I drove here from neighbouring Rwanda - a tiny country that screams ambition and focus from every hilltop. I stopped for coffee at a smart new cafe on the roadside in Ruhengeri, a thriving town where tourists now flock to see the nearby mountain gorillas. I did the same 10 years ago - in rather different circumstances.

It took nine hours to get across the border into Congo - minus our luggage. It was partly our fault I admit, but I can report that the bureaucratic instincts of the country are as sharp and long-winded as ever.

Goma itself is noisy and frantic. The wooden bicycles that used to clog the town's dirt roads are still here, but they are now vastly outnumbered by motorbikes. A few roads are being repaved - as so often in Africa by teams of local workers with Chinese foremen in charge - and the mobile phone companies are - as elsewhere - the only ones that seem able to afford smart new buildings. The aid workers are less visible these days, so is the UN, which still maintains a vast peacekeeping operation in the region. Sandwiched between Mt Nyiragongo and Lake Kivu, Goma - and its familiar rhythm of cool mornings, hot afternoons and evening rain showers - seems to have changed less than I anticipated.

As for the lava that swept down from the volcano in 2002 - it's been chipped away, built on top of, turned into walls and generally forgotten about.

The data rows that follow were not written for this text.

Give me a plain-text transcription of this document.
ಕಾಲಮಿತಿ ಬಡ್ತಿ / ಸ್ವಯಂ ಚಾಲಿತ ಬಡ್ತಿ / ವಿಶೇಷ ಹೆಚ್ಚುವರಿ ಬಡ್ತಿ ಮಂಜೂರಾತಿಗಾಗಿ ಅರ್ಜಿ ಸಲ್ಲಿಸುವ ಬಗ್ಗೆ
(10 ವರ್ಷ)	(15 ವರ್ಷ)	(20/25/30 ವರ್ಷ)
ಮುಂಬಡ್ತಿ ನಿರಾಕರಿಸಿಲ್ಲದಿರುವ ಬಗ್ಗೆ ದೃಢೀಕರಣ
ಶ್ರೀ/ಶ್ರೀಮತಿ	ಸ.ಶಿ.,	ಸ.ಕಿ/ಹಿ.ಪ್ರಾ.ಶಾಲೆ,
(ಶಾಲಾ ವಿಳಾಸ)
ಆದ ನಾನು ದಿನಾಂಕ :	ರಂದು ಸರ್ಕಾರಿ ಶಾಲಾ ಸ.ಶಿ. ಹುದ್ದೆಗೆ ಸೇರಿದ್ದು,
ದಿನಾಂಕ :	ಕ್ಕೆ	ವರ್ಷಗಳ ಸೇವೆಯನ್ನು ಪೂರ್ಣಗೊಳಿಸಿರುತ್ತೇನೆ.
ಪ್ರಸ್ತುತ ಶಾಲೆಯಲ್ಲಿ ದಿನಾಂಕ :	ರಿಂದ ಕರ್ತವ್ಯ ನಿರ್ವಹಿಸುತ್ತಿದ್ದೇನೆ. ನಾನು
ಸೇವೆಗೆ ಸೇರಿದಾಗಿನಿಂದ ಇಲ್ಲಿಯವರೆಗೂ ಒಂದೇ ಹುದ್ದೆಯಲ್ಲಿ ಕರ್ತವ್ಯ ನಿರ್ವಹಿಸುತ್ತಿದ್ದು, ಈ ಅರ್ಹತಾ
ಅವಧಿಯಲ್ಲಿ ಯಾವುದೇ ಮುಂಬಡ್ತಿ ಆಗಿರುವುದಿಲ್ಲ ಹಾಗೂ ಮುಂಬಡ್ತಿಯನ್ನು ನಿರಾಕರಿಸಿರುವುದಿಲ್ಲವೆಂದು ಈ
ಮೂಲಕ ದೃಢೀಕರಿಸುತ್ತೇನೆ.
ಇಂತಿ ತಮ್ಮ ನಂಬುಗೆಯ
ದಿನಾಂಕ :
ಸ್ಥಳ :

Speaking of walls - almost every vertical space in Goma seems to be plastered with pictures of men in suits and ties staring gloomily at passersby. It's election time in DR Congo - for the presidency and for local MPs. The logistics are staggering, as are the enthusiasm, chaos and - in some quarters - the violence and intimidation. I'll be blogging about the election in more detail soon. In the meantime, is it significant that the only candidate showing his teeth, or any sort of grin, on an election poster I've seen appears to be the incumbent President Joseph Kabila?